Città del Vaticano , mercoledì, 8. giugno, 2016 18:00 (ACI Stampa).
“Il cristiano dovrebbe essere come un’oasi di pace in un mondo striato dal sangue dell’odio e della guerra”. E’ uno dei temi principali che ritroviamo nel libro del presidente del Pontificio Consiglio della cultura Gianfranco Ravasi: “Le beatitudini. Il più grande discorso all’umanità di ogni tempo”.
A chi sono destinate le Beatitudini? Come dobbiamo leggerle? In una prospettiva religiosa o sociale?
L'autore ricorda l'universalità dell'impegno di vita che le parole di Cristo propongono. Il contenuto rivoluzionario delle Beatitudini, nucleo centrale della "buona novella". Il cardinale Ravasi esplora i più suggestivi sentieri dello spirito, cercando le tracce delle Beatitudini già tra le righe dell'Antico Testamento, e proponendo un confronto con le Beatitudini ebraiche.

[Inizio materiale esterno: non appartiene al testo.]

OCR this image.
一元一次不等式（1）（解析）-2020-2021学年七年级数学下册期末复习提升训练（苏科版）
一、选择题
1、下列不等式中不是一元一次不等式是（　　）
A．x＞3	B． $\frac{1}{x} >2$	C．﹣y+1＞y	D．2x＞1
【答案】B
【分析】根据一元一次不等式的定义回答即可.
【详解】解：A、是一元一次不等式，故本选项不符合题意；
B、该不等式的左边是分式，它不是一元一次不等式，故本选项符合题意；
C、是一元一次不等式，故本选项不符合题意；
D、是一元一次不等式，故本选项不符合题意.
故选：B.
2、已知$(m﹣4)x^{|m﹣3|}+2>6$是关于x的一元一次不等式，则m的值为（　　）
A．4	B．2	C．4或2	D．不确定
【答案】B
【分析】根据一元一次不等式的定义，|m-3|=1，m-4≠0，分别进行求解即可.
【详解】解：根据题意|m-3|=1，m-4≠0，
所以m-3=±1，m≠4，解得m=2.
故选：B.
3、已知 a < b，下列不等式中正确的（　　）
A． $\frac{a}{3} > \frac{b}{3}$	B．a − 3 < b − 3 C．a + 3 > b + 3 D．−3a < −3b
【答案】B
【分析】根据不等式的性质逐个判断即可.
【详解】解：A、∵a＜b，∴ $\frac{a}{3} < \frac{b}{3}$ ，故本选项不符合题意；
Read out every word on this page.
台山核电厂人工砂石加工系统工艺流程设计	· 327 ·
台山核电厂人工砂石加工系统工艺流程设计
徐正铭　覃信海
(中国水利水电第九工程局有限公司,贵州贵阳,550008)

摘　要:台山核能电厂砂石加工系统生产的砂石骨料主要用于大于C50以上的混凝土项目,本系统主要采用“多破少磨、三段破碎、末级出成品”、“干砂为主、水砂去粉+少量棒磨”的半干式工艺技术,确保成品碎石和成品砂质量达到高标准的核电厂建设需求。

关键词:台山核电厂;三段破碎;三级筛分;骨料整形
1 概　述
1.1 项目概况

Per esempio la settima beatitudine dedicata agli “operatori di pace”. Il cardinale la compara al verso “la pace è per il mondo quello che il lievito è per la pasta”, comparazione che si trova nel Talmud, il testo che raccoglie l’eredità spirituale e culturale della tradizione giudaica, che può idealmente introdurre alla beatitudine degli “eironopoioí”, gli artefici, gli operatori, i costruttori dell’eiréne, la “pace”.
“Purtroppo però – continua Ravasi nel suo libro - la storia umana è segnata costantemente dal sangue di guerre e di violenze e la Bibbia, che è la rivelazione di Dio nella storia e sulla storia, non può non essere attraversata dalle battaglie e dalle ingiustizie: almeno seicento passi evocano guerre e uccisioni e oltre mille descrivono l’ira divina giudicatrice sul male perpetrato dall’umanità”.